Section 2. Rights of membership. A member shall have rights to all benefits and privileges of the Club which shall include the rights to vote and hold office, and shall have such other rights as are specified in the Bylaws.

Section 3. Obligations of Membership. A member shall be obligated to pay annual dues, except as provided in the Bylaws. Any member in default in payment of annual dues shall be, ipso facto, suspended from membership and all rights of membership, and shall be disqualified from holding any elected or appointed position or office in the Club during such default. A member shall have additional obligations of membership which shall be specified in the Bylaws.

ARTICLE IV. Board of Directors.

Section 1. General Powers. The business and affairs of the Club shall be managed by its Board of Directors, except as otherwise provided by statute, by the Articles of Incorporation, the Constitution, or the Bylaws.

Section 2. Number, Qualifications. The Board of Directors shall consist of Past Commodores plus twenty-seven other Directors including five Officers, except that in any year in which a Judge Advocate has been appointed, the Judge Advocate shall be an ex officio member of the Board of Directors in addition to the members herein-above specified.

Section 3. Election, Tenure. A vacancy on the Board of Directors, except for each of the five Officers, the Past Commodores and the Judge Advocate, if any, shall be filled by an election from among the general membership by the general membership at an annual meeting for a three year term which shall begin on the first day of September following the election. A director may serve a maximum of two consecutive terms. That member may again serve, providing at least one year shall have passed from the previous term or terms. Each Past Commodore shall serve on the Board of Directors until death, resignation, disqualification, or removal from office as provided hereinafter.

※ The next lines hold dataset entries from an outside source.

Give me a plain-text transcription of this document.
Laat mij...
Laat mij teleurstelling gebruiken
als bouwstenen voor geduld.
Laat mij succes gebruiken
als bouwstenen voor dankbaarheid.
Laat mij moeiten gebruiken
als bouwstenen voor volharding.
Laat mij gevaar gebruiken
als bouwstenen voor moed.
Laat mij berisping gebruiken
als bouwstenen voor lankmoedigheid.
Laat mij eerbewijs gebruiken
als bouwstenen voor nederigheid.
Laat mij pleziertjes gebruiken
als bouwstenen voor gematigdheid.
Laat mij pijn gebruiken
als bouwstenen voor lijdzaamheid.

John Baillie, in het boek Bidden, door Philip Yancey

Section 4. Removal. Any member of the Board of Directors may be removed from office by the Board of Directors whenever, in its judgment, the best interests of the Club will be served thereby. Any member of the Board of Directors with the exception of Past Commodores, who is absent from two consecutive regular meetings of the Board of Directors without written prior notice submitted to the Secretary shall be deemed to have resigned as a member of the Board of Directors, shall forfeit said directorship, and shall be removed from office. The Secretary shall notify said member of the resignation and removal from office as a Board of Directors member, but said member shall retain membership in the Club.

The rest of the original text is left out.